How subtractive and additive manufacturing create the ideal equation for metal manufacturing
Designing metal parts? By incorporating both CNC machining and metal 3D printing into your manufacturing toolbox, you not only enjoy far greater flexibility in part design, but also gain the ability to procure them in less time and more cost-effectively than ever before. In order to take advantage of this, however, you must understand the shared strengths and inherent differences of each process, and how to best use them to your benefit.
Embracing the Yin and Yang of Metal Manufacturing
Nowhere is this relationship more significant than the bond that exists between CNC machining and direct metal laser sintering (DMLS), the leading technology for 3D printing complex metal parts. The latter can produce virtually any part shape using nothing more than a laser beam and a pile of metal powder, but it can be a slow process. Machining on the other hand is more limited in terms of geometry, but offers far faster production speeds. The choice, then, of which to use is primarily a question of A) can the part or parts be machined, and B) how many parts need to be made?
In many cases, the two manufacturing processes can work together. Examples? Oftentimes metal-based additive manufacturing relies on its subtractive alter ego to finish the job. Holes must be bored or reamed, threads tapped or thread-milled, critical surfaces milled, turned, or ground to size. At the very least, 3D-printed parts need some manual TLC in the form of cleaning, blasting, and support removal, pretty much guaranteeing a visit to the machine shop.
What does all this mean to you or anyone looking for the most effective way to manufacture functional prototypes and lower quantities of end-use metal parts? Plenty. By adopting a strategy where metal 3D printing and machining can be different steps in the same manufacturing process, you can leverage the best of both worlds, eliminating surprises, reducing costs, and improving part design. Here’s a handful of design considerations to think about before diving into your next metal part design project.

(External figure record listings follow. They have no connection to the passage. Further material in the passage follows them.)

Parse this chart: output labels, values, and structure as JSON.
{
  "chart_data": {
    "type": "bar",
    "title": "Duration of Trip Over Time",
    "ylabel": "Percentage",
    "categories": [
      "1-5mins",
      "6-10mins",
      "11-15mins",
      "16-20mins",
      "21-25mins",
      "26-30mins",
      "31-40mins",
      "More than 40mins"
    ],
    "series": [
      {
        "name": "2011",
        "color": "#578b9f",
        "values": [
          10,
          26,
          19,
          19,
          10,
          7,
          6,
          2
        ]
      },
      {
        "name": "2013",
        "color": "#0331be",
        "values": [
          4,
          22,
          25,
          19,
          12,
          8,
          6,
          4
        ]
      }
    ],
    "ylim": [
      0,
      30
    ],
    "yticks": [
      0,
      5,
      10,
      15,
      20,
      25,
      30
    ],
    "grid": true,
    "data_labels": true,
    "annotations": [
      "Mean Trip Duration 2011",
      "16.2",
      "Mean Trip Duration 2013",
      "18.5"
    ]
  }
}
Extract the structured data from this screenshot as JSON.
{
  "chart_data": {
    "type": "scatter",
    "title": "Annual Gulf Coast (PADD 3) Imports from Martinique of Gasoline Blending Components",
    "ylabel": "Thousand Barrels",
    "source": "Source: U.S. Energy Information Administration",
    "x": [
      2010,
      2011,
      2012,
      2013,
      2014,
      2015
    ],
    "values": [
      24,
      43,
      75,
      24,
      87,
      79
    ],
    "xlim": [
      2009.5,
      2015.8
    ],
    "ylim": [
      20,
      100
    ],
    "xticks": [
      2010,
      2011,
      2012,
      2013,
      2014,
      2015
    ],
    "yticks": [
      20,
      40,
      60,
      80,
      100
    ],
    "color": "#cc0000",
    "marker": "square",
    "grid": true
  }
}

Building vs. Cutting Metal Parts
As mentioned at the beginning of this design tip, it’s important to have a solid grip on the processes used to make them. We know this may be common knowledge to many engineers, so bear with us for a few paragraphs.
Of the five additive manufacturing technologies used at Protolabs (which account for the lion’s share of all 3D printing processes everywhere), DMLS is the only one that prints metal. Similar to any powder bed printing process, it uses a laser (or lasers) to fuse flour-sized grains of metal powder within the machine’s build chamber. Starting from the bottom up, the machine fuses one paper-thin workpiece layer at a time, with a recoater blade dragging fresh powder across the top after each pass until the part is complete.
By comparison, machining uses super-hard cutting tools to remove metal, either by rotating said tool against and around a fixed workpiece (milling), or by moving a stationary cutting tool against and around a rotating workpiece (turning).